Scare-mongering in J&K
There has always been a small pro-Pakistan constituency in Kashmir
The recent phenomenon of the Islamic State, or ISIS to use the acronym for its full name, is rightly concentrating international attention for the dangers the new Islamist terrorist organisation — active in the Iraq, Syria, Kurdish belt — can pose to world order since this non-state actor is increasingly showing attributes of being a regular state, and for that reason being inordinately more dangerous than even an outfit such as Al Qaeda. Thus, three recent occasions on which the ISIS flag was shown in Kashmir are quite appropriately drawing comment.
However, drawing too large a meaning from these instances may be premature, as sections of the media have done.
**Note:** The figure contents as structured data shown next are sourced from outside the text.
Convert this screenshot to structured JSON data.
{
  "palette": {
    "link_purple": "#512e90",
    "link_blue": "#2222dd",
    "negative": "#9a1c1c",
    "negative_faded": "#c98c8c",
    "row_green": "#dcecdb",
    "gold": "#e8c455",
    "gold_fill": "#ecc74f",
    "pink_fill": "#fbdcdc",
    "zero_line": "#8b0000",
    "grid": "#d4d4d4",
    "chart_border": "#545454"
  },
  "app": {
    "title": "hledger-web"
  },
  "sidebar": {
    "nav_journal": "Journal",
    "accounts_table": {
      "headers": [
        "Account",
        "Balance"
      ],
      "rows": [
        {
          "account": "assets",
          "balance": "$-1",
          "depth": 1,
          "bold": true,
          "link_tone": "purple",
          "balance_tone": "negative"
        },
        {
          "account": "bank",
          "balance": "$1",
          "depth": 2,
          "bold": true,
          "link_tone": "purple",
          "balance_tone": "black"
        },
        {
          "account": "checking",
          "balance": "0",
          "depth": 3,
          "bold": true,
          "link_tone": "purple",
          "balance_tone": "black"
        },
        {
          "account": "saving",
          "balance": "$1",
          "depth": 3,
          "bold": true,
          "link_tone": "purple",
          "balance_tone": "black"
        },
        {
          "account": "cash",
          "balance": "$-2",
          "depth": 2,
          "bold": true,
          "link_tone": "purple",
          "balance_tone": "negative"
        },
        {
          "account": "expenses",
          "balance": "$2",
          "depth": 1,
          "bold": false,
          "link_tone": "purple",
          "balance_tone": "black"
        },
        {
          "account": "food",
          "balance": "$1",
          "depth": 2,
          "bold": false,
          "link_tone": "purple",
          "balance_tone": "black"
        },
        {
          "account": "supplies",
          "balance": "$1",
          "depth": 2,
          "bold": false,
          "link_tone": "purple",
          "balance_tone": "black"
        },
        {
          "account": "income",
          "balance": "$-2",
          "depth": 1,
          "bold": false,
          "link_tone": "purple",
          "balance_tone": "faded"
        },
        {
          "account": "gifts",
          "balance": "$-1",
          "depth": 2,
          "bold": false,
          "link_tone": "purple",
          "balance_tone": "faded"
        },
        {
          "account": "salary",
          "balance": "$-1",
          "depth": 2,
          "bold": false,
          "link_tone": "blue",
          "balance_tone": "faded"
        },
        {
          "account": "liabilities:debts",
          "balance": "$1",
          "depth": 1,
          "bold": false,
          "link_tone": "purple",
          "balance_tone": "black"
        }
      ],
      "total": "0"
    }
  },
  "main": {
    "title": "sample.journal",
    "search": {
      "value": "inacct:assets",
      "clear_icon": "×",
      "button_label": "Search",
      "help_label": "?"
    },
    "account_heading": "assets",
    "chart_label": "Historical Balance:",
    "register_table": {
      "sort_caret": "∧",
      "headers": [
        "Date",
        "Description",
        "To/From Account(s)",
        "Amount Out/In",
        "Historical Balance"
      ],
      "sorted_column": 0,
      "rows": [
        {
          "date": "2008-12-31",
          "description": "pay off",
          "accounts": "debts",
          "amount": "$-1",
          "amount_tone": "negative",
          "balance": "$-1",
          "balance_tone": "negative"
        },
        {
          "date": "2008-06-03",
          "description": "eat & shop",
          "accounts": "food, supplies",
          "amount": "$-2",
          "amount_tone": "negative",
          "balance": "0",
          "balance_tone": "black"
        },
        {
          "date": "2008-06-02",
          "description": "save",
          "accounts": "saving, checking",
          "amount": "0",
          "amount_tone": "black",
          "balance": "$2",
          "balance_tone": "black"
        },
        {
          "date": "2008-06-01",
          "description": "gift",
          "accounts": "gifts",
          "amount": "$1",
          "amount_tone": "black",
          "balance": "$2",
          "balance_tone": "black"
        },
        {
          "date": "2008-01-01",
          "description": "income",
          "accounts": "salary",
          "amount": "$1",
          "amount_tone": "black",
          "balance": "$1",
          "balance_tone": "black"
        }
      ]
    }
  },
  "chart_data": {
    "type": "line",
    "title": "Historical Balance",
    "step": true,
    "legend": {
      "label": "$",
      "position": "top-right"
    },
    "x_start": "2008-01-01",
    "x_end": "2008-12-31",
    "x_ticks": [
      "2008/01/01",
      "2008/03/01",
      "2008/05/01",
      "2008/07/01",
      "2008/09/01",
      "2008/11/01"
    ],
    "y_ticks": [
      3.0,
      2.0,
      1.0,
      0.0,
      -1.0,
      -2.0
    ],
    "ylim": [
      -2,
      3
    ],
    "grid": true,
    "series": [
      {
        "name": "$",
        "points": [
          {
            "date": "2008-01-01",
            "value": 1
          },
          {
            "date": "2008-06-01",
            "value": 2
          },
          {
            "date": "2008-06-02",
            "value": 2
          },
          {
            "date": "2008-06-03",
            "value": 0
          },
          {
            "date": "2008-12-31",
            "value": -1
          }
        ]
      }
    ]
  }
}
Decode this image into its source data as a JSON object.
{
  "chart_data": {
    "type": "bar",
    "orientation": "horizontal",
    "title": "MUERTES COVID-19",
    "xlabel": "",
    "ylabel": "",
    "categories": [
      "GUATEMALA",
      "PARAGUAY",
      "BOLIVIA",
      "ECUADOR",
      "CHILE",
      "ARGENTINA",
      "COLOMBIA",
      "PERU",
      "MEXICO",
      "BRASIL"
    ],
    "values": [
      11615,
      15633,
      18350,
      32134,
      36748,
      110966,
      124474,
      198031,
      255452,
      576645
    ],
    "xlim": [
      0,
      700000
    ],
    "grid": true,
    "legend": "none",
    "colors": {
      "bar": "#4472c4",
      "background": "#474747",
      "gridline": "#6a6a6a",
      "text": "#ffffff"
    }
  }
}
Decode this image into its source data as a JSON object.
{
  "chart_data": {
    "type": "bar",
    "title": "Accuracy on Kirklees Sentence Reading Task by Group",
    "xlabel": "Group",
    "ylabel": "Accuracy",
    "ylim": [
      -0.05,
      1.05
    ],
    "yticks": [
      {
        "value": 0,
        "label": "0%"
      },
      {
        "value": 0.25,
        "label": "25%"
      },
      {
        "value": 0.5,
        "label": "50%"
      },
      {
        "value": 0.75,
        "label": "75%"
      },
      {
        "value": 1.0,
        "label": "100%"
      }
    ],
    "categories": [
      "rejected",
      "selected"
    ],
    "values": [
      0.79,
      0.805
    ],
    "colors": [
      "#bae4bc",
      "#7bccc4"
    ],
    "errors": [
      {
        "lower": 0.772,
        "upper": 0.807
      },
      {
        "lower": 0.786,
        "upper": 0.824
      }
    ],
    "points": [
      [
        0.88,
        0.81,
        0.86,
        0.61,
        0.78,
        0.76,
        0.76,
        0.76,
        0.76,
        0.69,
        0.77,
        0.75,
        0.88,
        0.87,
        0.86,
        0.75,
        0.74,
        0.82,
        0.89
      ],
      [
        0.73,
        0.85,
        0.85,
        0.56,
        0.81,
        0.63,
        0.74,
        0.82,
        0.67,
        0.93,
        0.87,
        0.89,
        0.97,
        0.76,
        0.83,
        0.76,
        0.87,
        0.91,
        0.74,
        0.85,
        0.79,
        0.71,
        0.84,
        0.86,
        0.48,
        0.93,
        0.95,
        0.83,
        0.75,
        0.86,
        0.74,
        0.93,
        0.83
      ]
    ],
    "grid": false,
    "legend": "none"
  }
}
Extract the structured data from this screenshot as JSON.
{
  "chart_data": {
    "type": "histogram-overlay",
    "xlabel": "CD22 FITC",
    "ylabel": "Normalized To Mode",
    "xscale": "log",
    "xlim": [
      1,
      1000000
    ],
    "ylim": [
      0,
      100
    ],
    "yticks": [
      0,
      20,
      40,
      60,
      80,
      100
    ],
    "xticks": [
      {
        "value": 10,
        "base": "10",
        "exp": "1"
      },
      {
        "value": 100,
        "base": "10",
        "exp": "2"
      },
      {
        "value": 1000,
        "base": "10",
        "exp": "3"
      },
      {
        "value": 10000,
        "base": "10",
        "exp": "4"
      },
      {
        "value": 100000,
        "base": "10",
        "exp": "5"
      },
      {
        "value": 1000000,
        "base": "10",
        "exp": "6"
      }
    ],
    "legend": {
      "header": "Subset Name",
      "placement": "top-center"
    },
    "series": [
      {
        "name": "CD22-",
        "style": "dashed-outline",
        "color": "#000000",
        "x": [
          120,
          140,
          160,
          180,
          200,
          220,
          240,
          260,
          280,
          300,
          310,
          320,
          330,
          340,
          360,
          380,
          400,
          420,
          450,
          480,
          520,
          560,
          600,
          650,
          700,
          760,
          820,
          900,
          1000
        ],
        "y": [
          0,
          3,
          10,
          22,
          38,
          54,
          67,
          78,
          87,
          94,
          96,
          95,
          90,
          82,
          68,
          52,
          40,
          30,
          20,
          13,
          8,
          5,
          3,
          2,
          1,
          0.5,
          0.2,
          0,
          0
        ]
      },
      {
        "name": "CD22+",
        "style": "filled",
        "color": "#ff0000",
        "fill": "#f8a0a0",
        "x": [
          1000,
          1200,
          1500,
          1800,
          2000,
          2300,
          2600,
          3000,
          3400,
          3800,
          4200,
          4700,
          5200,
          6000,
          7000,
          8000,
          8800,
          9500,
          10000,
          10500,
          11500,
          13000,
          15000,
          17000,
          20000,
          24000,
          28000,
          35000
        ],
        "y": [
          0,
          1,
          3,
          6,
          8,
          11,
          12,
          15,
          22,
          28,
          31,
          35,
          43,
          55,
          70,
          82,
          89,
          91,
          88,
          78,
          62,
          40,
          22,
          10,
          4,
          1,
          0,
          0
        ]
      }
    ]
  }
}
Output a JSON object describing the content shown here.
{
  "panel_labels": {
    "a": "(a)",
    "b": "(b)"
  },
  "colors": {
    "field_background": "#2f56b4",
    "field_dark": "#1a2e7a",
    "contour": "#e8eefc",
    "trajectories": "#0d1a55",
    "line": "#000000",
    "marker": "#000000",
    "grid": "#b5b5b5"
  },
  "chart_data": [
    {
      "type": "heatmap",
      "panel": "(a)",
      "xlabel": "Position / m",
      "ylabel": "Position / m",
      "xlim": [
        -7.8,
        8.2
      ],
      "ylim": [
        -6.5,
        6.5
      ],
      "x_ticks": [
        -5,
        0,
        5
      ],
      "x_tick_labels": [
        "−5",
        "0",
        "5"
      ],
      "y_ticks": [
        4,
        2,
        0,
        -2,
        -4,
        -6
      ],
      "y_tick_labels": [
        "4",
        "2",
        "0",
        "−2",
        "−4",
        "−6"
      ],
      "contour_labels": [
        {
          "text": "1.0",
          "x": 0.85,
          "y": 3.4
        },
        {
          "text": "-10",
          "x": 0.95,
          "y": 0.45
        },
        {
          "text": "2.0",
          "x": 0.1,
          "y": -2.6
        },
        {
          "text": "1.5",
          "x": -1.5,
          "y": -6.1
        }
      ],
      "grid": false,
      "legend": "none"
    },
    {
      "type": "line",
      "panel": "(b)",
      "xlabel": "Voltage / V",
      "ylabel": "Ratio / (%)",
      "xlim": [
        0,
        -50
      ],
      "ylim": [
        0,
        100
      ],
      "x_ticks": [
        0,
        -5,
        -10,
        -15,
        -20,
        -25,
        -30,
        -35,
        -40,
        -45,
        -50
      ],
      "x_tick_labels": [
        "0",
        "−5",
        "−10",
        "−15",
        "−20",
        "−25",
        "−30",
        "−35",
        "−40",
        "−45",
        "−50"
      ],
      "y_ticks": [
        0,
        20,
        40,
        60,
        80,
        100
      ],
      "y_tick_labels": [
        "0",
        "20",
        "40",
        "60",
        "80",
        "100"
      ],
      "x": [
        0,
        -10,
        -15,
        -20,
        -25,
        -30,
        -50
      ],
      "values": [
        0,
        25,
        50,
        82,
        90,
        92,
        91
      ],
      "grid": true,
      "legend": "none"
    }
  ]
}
The Army commander in the valley has also expressed concern. J&K chief minister Omar Abdullah, while showing that he is alert about it, has refrained from raising an alarm and has limited the job of flag-raising to being the handiwork of “three idiots”, meaning people who are a nuisance but may not pose a risk.
There has always been a small pro-Pakistan constituency in Kashmir that engages in provocative acts from time to time. At one time, in order to raise a sense of alarm it used to give the slogan of “Aayee, aayee, Lashkar aayee!”, or “the Lashkar-e-Tayyaba is coming!” Last year there were wall slogans in favour of the Taliban. And now this. Such acts are primarily meant to create a permanent sense of siege, or a security state mindset, among policymakers, but they do not appear to be done by an organisation. Security organisations need to track things down, of course.